Respiratory fixed - Sheet1 Flashcards
Q: What disorder results from inadequate surfactant in premature infants, causing alveoli to not remain open?
A: Respiratory Distress Syndrome.
Q: What does the term “compliance” refer to in the respiratory system?
A: The ease with which the lungs and thoracic wall can be expanded.
Q: What can increase resistance to airflow in the lungs?
A: Conditions that obstruct the air passageway.
Q: What is normal variation in breathing rate and depth called?
A: Eupnea.
Q: What term refers to breath holding?
A: Apnea.
Q: What term relates to painful or difficult breathing?
A: Dyspnea.
Q: What involves a rapid breathing rate?
A: Tachypnea.
Q: What type of breathing requires combinations of intercostal and extracostal muscles during exercise?
A: Costal breathing.
Q: What is the usual mode of operation to move air by contracting and relaxing the diaphragm?
A: Diaphragmatic breathing.
Q: What measures air volumes exchanged during breathing and rate of ventilation?
A: Spirometer or respirometer.
Q: What is the sum of two or more lung volumes called?
A: Pulmonary lung capacities.
Q: What volume of respiration is the total volume of air taken in during one minute?
A: Minute volume of respiration.
Q: What law states that each gas in a mixture exerts its own pressure as if all other gases were not present?
A: Dalton’s Law.
Q: According to which law, the quantity of a gas that will dissolve in a liquid is proportional to its partial pressure and solubility?
A: Henry’s Law.
Q: What results from external respiration?
A: Conversion of deoxygenated blood into oxygenated blood.
Q: What factors does external respiration depend on?
A: Partial pressure differences, surface area for gas exchange, diffusion distance, solubility, and molecular weight of gases.
Q: What is internal (tissue) respiration?
A: The exchange of gases between tissue blood capillaries and tissue cells.
Q: How much of the available oxygen in oxygenated blood enters tissue cells at rest?
A: About 25%.
Q: How is oxygen transported in the blood?
A: 1.5% dissolved in plasma, 98.5% carried with hemoglobin inside red blood cells as oxyhemoglobin.
Q: What does hemoglobin consist of?
A: A protein portion called globin and a pigment called heme.

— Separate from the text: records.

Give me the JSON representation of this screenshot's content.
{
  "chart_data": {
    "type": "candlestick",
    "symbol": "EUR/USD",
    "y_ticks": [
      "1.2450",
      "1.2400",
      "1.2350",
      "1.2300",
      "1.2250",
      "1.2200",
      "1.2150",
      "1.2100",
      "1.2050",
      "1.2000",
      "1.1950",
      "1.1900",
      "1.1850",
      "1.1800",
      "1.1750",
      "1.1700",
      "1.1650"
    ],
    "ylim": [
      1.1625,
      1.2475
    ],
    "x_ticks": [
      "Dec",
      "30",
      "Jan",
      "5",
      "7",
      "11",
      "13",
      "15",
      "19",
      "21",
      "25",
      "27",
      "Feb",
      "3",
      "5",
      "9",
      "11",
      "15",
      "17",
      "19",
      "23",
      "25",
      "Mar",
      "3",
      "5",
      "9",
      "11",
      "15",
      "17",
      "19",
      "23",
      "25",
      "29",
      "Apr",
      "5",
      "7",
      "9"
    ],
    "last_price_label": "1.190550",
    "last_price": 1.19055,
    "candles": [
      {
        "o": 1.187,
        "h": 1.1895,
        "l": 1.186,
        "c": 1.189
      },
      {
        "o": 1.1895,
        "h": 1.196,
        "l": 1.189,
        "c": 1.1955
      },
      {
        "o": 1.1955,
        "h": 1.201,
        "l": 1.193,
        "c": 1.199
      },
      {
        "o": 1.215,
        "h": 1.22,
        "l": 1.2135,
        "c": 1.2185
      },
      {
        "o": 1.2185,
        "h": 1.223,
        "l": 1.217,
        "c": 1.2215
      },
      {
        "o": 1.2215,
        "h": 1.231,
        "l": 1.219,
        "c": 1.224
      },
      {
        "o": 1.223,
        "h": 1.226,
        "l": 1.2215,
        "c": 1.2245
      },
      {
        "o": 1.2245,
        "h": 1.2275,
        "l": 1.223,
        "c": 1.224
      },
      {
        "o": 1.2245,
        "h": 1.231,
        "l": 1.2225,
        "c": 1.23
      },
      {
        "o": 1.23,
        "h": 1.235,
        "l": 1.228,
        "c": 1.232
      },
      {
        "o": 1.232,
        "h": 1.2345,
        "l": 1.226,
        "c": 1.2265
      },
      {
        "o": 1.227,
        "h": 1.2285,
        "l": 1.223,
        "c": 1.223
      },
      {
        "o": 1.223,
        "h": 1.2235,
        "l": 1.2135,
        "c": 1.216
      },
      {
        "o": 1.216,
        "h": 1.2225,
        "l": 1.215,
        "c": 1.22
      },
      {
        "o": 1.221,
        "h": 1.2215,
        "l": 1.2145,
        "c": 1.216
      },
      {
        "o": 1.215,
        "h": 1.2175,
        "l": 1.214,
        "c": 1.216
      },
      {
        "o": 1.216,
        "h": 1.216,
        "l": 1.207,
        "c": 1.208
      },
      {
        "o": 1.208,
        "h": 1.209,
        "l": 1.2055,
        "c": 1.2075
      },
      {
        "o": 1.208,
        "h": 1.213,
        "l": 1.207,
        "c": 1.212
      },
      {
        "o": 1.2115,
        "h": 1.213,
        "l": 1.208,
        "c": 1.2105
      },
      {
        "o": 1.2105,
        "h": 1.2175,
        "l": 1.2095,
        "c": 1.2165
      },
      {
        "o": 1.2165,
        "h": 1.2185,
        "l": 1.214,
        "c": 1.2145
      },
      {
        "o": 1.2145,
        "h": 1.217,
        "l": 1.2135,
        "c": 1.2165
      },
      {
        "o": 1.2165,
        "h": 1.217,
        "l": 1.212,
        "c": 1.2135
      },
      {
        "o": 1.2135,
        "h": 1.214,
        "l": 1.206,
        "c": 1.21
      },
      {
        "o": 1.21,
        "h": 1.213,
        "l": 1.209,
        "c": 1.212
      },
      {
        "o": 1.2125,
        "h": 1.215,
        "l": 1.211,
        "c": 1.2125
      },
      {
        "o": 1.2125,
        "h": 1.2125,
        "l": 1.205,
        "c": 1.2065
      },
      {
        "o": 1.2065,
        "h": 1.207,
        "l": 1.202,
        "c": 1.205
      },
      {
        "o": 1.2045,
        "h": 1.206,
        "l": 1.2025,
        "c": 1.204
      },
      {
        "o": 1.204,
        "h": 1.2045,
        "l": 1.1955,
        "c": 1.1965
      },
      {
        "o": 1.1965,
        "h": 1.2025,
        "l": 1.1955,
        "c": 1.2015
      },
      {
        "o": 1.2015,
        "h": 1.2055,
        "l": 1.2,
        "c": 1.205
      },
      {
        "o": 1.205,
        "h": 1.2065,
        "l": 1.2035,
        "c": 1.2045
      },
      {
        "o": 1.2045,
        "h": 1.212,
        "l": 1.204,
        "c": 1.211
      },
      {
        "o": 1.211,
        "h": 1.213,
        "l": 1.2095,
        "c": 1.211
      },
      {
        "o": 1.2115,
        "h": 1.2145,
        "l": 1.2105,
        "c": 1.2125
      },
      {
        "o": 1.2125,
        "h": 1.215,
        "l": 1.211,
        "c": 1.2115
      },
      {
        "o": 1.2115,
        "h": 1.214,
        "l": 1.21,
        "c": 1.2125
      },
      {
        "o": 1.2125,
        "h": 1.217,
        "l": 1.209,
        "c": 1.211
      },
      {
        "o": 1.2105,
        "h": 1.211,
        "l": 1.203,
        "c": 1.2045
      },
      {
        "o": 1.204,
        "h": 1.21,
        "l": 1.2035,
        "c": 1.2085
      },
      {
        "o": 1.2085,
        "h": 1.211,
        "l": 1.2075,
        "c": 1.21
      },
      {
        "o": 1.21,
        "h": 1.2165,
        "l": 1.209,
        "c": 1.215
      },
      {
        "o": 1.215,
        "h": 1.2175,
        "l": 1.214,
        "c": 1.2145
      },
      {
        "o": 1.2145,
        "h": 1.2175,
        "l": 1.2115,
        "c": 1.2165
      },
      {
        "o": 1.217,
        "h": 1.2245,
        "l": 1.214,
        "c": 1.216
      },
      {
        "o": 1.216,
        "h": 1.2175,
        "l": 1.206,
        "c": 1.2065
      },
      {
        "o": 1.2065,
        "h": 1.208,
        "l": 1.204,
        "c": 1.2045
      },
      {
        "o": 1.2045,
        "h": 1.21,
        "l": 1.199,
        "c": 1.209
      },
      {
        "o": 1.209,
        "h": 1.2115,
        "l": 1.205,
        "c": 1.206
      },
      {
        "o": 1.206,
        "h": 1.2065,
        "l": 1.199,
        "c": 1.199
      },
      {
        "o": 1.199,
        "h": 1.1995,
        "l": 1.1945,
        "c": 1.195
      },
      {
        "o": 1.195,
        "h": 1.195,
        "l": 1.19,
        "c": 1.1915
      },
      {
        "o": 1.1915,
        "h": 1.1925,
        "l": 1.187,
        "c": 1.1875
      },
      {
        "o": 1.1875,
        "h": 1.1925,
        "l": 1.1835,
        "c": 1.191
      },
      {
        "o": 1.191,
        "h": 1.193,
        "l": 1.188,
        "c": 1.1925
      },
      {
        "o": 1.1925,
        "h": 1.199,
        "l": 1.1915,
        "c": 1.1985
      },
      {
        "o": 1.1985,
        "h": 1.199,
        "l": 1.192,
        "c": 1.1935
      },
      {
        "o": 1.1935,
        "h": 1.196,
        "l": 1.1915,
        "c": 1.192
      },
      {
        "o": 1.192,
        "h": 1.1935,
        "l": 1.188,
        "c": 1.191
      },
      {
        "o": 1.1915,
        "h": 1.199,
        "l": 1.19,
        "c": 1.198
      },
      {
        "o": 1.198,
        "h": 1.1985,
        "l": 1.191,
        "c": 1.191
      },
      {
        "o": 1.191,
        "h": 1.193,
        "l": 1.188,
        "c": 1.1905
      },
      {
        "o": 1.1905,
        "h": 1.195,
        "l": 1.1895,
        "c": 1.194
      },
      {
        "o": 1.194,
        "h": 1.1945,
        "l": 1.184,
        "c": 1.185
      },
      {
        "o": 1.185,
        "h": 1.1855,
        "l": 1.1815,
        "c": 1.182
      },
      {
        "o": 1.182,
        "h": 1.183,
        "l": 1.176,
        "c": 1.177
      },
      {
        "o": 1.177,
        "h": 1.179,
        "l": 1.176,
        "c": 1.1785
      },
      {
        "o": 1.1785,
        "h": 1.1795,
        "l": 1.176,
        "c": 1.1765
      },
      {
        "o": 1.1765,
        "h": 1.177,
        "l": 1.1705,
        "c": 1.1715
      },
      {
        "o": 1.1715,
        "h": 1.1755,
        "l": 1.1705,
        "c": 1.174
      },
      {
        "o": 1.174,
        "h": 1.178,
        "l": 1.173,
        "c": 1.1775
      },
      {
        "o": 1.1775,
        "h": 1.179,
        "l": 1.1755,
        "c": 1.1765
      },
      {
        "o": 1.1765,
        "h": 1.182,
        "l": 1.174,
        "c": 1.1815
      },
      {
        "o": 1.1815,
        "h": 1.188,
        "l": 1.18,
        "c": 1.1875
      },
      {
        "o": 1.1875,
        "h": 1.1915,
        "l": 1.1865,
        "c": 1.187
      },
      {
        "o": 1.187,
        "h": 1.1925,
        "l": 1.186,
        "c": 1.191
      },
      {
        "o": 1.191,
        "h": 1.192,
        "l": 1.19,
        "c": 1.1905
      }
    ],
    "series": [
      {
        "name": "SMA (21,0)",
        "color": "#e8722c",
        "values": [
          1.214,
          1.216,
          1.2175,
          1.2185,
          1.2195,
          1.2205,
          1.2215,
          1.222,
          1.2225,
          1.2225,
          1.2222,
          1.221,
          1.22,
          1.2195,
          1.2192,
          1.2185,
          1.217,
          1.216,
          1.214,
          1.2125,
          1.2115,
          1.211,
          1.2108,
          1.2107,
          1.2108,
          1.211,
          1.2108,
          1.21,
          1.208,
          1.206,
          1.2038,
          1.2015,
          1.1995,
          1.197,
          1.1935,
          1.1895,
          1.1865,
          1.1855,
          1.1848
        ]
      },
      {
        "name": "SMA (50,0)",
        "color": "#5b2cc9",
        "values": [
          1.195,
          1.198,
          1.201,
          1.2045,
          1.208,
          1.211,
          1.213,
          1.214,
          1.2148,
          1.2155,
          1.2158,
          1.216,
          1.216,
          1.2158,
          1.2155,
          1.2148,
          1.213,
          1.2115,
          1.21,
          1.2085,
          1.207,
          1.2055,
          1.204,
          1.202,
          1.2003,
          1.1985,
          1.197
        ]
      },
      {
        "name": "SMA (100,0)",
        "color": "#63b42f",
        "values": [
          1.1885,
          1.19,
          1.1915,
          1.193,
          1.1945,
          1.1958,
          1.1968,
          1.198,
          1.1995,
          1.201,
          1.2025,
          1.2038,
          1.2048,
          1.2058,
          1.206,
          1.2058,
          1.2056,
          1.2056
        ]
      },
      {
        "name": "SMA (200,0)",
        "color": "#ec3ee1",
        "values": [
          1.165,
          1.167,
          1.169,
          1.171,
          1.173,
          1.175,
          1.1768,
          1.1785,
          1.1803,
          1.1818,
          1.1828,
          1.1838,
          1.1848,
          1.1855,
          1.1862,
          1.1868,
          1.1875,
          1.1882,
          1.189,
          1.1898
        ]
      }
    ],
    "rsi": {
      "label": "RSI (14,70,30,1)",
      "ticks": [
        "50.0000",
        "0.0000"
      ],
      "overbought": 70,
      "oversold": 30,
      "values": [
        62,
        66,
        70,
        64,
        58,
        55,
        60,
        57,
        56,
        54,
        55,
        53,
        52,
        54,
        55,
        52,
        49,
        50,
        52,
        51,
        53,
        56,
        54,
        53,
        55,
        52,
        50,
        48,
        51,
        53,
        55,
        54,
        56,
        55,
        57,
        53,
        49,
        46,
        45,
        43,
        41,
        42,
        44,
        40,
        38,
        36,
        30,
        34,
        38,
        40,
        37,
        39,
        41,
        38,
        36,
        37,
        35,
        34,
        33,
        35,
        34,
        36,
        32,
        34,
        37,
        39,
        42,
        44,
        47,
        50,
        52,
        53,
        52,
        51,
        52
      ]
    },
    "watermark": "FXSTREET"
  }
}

Q: How does pH affect the oxygen-hemoglobin dissociation curve?
A: In an acid (low pH) environment, oxygen splits more readily from hemoglobin.
Q: What increases the release of oxygen from hemoglobin?
A: Low blood pH (acidic conditions) and high temperature.
Q: What is BPG and how does it affect oxygen release from hemoglobin?
A: BPG (2,3-biphosphoglycerate) is formed during glycolysis and increases oxygen release from hemoglobin.
Q: How is carbon dioxide transported in the blood?
A: Dissolved CO2 (7%), carbaminohemoglobin (23%), and bicarbonate ions (70%).